Meat Doneness Temperature Chart
Safe internal temperatures for chicken, beef, pork, turkey, and fish, with USDA guidance in °F and °C.
| Protein | Doneness | °F | °C | USDA-safe |
|---|---|---|---|---|
| Chicken (whole or parts) | Cooked through | 165 | 74 | Yes |
| Turkey (whole or parts) | Cooked through | 165 | 74 | Yes |
| Ground beef | Cooked through | 160 | 71 | Yes |
| Ground poultry (chicken or turkey) | Cooked through | 165 | 74 | Yes |
| Pork (chops, roasts, tenderloin) | Cooked through | 145 | 63 | Yes |
| Fish | Cooked through | 145 | 63 | Yes |
| Beef or lamb (steaks & roasts) | Rare | 125 | 52 | No |
| Beef or lamb (steaks & roasts) | Medium-rare | 135 | 57 | No |
| Beef or lamb (steaks & roasts) | Medium | 145 | 63 | Yes |
| Beef or lamb (steaks & roasts) | Medium-well | 150 | 66 | Yes |
| Beef or lamb (steaks & roasts) | Well done | 160 | 71 | Yes |
How it works
Pick a protein. For chicken, turkey, ground meats, pork, and fish, there is one safe internal temperature and the tool shows it straight away. For beef and lamb steaks and roasts, doneness is a matter of preference, so a second dropdown lets you check any point from rare to well done, with a clear flag on which ones fall below the USDA minimum.

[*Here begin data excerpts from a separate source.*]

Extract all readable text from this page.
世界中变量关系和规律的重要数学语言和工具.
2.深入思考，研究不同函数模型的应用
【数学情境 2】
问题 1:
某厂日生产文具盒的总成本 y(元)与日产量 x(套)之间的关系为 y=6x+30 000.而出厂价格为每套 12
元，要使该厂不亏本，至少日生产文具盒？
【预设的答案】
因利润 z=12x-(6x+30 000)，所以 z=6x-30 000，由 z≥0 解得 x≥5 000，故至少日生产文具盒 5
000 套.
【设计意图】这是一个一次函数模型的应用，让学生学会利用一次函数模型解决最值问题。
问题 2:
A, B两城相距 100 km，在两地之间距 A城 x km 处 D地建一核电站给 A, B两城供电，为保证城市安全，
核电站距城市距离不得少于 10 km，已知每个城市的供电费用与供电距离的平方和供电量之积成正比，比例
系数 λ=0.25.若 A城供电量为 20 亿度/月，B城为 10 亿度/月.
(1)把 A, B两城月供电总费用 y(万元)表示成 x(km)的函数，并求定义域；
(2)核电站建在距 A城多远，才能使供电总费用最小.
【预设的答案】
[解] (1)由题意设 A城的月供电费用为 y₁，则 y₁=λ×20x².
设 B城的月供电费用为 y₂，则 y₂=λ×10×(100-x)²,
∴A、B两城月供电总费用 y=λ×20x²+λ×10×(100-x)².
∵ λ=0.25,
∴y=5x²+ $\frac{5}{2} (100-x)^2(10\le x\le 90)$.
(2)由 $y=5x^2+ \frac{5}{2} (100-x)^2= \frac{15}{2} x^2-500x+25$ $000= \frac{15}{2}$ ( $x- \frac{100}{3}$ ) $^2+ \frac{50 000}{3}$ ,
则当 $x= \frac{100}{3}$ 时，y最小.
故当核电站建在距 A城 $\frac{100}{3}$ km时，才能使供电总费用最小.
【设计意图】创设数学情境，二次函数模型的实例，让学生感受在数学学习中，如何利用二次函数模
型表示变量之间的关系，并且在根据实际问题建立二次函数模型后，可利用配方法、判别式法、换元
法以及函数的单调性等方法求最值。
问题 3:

Say you are cooking a pork tenderloin. Select pork and you get 145°F, which is 63°C. That number is not a suggestion; it is the USDA's minimum safe internal temperature for whole cuts of pork, checked with a thermometer inserted into the thickest part of the meat away from bone. Chicken and turkey need to hit a higher 165°F because poultry carries different pathogens than red meat, and ground meat needs to be cooked to 160°F even though the whole cut it came from would be safe lower, since grinding spreads any surface bacteria through the whole batch.
Beef and lamb steaks and roasts are the exception where personal preference is allowed. Rare (125°F) and medium-rare (135°F) are both below the 145°F minimum the USDA sets for whole cuts, so the tool flags them, though searing the outside and letting the center reach those temps is standard restaurant practice for a reason: whole muscle cuts do not carry bacteria on the inside the way ground meat does. Medium (145°F) and above meet the minimum. If you want the technique behind getting a good crust while hitting your target temperature, see our guide to searing a steak.
FAQ
Do I need to rest the meat after it hits temperature?
Yes, for whole cuts. USDA guidance for pork, beef, veal, and lamb pairs the 145°F minimum with a 3-minute rest before carving or serving; the rest lets the temperature hold and equalize through the cut. Poultry and ground meat should simply be at their target temperature when you check them; no rest is required for food-safety purposes, though resting still helps juiciness.
Why does chicken need to be 20 degrees hotter than pork?
The two meats carry different risks. Poultry is more likely to carry salmonella and campylobacter on and near the surface and sometimes deeper in, so 165°F is the USDA threshold that reliably kills them. Whole-muscle pork's risk is concentrated on the surface, so a lower internal temperature paired with a rest achieves the same safety margin.
Is an instant-read thermometer accurate enough for this?
A decent instant-read thermometer is accurate to within a degree or two, which is close enough for every number on this chart. What actually causes bad readings is probing the wrong spot: touching bone, going in at an angle that measures the pan's heat instead of the meat's center, or checking a thin cut edge-on. Our meat thermometer guide covers placement and which style to buy.
What about ground poultry versus whole poultry?
Both land at 165°F, so there is no difference between them on this chart. That consistency is one less thing to remember while cooking; the main variable is how you check it, since a thin ground-turkey patty needs the thermometer probed sideways through the middle rather than straight down.